The Humanist Party of Angola (PHA) questioned today the “excess” of ballots in each electoral assembly, “100 ballots for 750 voters”, for the general elections, and the “destination of the surplus”, asking the electoral entity for clarification.
“On the ballot paper, today with the change in the law (on general elections) it is said that in each polling station there must be up to 750 people and despite this change the CNE (National Electoral Commission) ordered packages of 100 ballot papers. vote”, PHA’s representative, Nsimba Luwawa, told Lusa today.
Even with the change in the law, the politician observed, “the CNE ordered volumes of 100 ballot papers, for each assembly, but it can be seen that there is an excess here, that is, those ballots that are left over, what treatment will be given to this excess?” he asked.
“What guarantees does the CNE have for controlling this excess”, asked again the representative of the PHA, a party that saw its request for clarification on the lack of publication of the list of voters for months of voting rejected last Saturday.
According to CNE spokesman Lucas Quilundo, this request by the PHA, the party competing in the August 24 elections, was rejected by the plenary of the electoral body for having been made “out of time”.
Today, Nsimba Luwawa explained that the dismissed complaint is part of a package of complaints sent to the CNE, noting that the electoral body responded “partially” to his complaints.
“Actually, there were several points that we raised, some were requests for complaints and others we would really like to be answered”, he stressed.
“For example, we raised an issue regarding the ballot paper, we raised the issue related to the list of voters per polling station, we also raised the issue related to voting outside the designated place”, he highlighted.
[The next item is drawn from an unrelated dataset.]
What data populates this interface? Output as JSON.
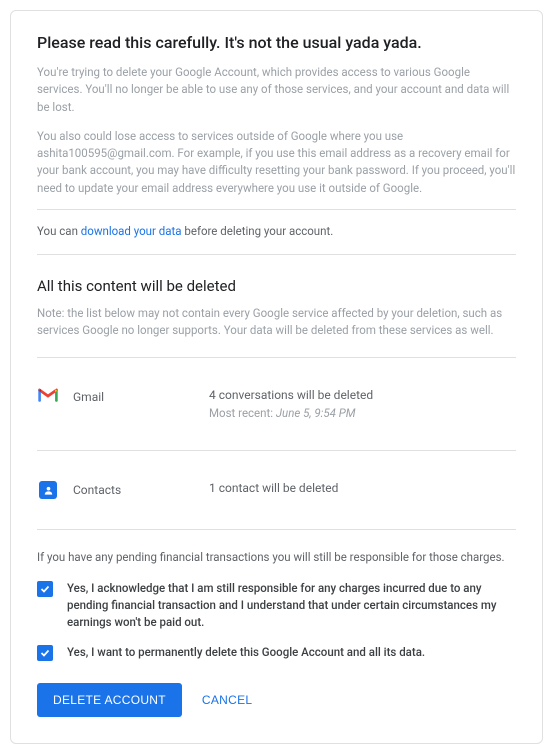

For the representative of the party led by Florbela Malaquias, a lawyer and former journalist, the issue of off-site voting is mainly centered on list delegates.
“Especially for people who will work at polling stations, especially list delegates, we wanted to know from the CNE what the security conditions are for these people and the other issue has to do with the minutes of the polling stations”, he stressed.
A large part of “our concerns”, he added, “were not answered” by the CNE: “That is why we have already positioned ourselves and sent our position today”, concluded Nsimba Luwawa.
The Angolan general elections, the fifth ballot in the country’s political history, are scheduled for August 24th and eight political groups, campaigning since July 24th, are chasing votes across the country.